Tennessee's head coach Holly Warlick talks to Diamond DeShields (11) during the second half of a first-round game against Dayton in the women's NCAA college basketball tournament, Saturday, Mar. 18, 2017, in Louisville, Ky. Tennessee won 66-57. (AP Photo/Timothy D. Easley)

KNOXVILLE — The offseason hits keep coming for the Tennessee women's basketball program.

Coach Holly Warlick announced Friday that Diamond DeShields "has opted to forgo" her senior season with the Lady Volunteers — the latest blow in what has become an offseason of attrition.

DeShields, the team's leading scorer in 2016-17, had announced in an early-April Instagram post that she would return to Tennessee despite graduating. She expressed a desire to play with and mentor a talented class of four incoming freshmen.

At the time, it appeared the Lady Vols would have a full group of 13 scholarship players, including a veteran core and a promising group of young talent, for the season ahead.

Then rising senior guard Alexa Middleton left the team in late April, rising junior Te'a Cooper transferred to national champion South Carolina earlier this month and assistant coach Jolette Law joined the Gamecocks' staff last week.

"(DeShields) earned a degree from UT and now has a chance to play professionally," Warlick said in a news release Friday.

Barring more attrition, DeShields' absence will leave Tennessee with four players who had significant action last year: center Mercedes Russell and wing players Jaime Nared, Meme Jackson and Kortney Dubar.

Cheridene Green, a post player who sat out last year with an injury and has never played in a game for Tennessee, is expected back, as is reserve center Kamera Harris.

Freshmen Rennia Davis, Anastasia Hayes, Kasi Kushkituah and Evina Westbrook will give the Lady Vols 10 players after they started with only nine last year.

In a Thursday interview before DeShields' departure was announced, Warlick said having 11 scholarship players was "perfect."

"I think everybody has an opportunity to play," she said. "Of course, practice, their work ethic and what they retain is going to have a lot to do with if they're going to play or the amount of time. I think 11 gives us the opportunity to press more, run more, just do some things I like to do to make it more of an up-tempo game."

The team is in the midst of summer workouts, which includes two hours per week of practice time. All the freshmen except Westbrook, a guard from Oregon, have arrived on campus. She is expected to enroll next month for the second session of summer school.

Law's departure leaves Warlick with a key offseason hire to make. Law worked with Tennessee's guards and is regarded as a strong recruiter. She brought a head coach's perspective to the bench, having spent five years leading the Illinois program before coming to Knoxville in 2012 when Warlick was named head coach.

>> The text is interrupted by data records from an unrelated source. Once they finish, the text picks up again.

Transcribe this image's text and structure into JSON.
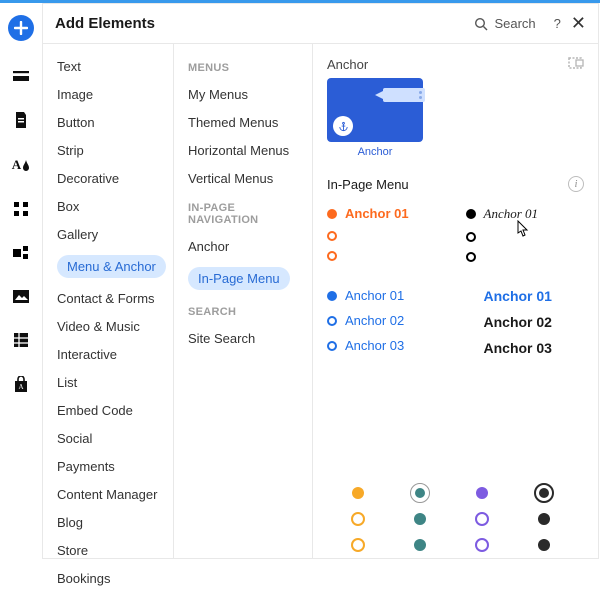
{
  "header": {
    "title": "Add Elements",
    "search": "Search",
    "help": "?",
    "close": "✕"
  },
  "categories": [
    "Text",
    "Image",
    "Button",
    "Strip",
    "Decorative",
    "Box",
    "Gallery",
    "Menu & Anchor",
    "Contact & Forms",
    "Video & Music",
    "Interactive",
    "List",
    "Embed Code",
    "Social",
    "Payments",
    "Content Manager",
    "Blog",
    "Store",
    "Bookings"
  ],
  "sub_sections": {
    "menus": {
      "heading": "MENUS",
      "items": [
        "My Menus",
        "Themed Menus",
        "Horizontal Menus",
        "Vertical Menus"
      ]
    },
    "inpage": {
      "heading": "IN-PAGE NAVIGATION",
      "items": [
        "Anchor",
        "In-Page Menu"
      ]
    },
    "search": {
      "heading": "SEARCH",
      "items": [
        "Site Search"
      ]
    }
  },
  "preview": {
    "anchor_section": "Anchor",
    "anchor_caption": "Anchor",
    "inpage_section": "In-Page Menu",
    "styles": {
      "labeled1": [
        "Anchor 01",
        "",
        ""
      ],
      "labeled2": [
        "Anchor 01",
        "",
        ""
      ],
      "labeled3": [
        "Anchor 01",
        "Anchor 02",
        "Anchor 03"
      ],
      "labeled4": [
        "Anchor 01",
        "Anchor 02",
        "Anchor 03"
      ]
    }
  }
}
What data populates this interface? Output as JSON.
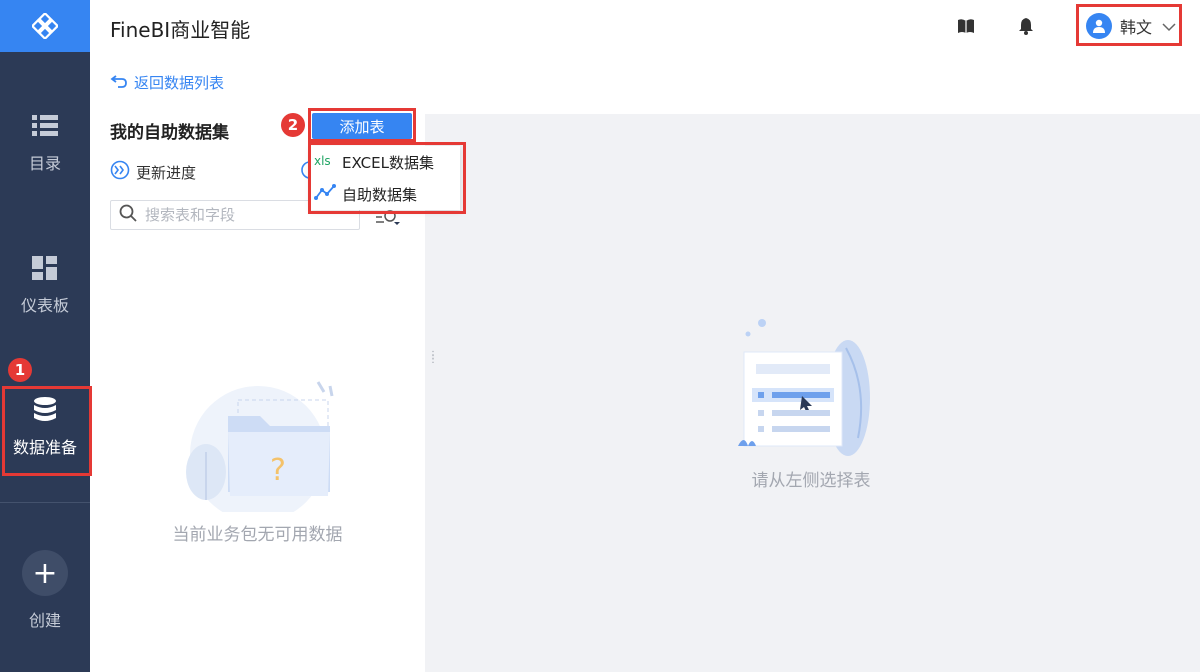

"I just want to make the right decision for us, but more so for our kids, someone who can relate to our kids and be high energy and positive and bring high school kids in that want to be Lady Vols," Warlick said.

In an announcement by South Carolina about Law's hiring, she said being closer to her mother, other family and friends in Florence, S.C., was her number one reason for making the move.

"It was a hard decision for Jolette," Warlick said. "It was difficult, because she's been a part of this program for five years, and I think she considers this program family. With that said, I think she felt a responsibility to her own personal family that she needed to be closer to home. I totally understood that."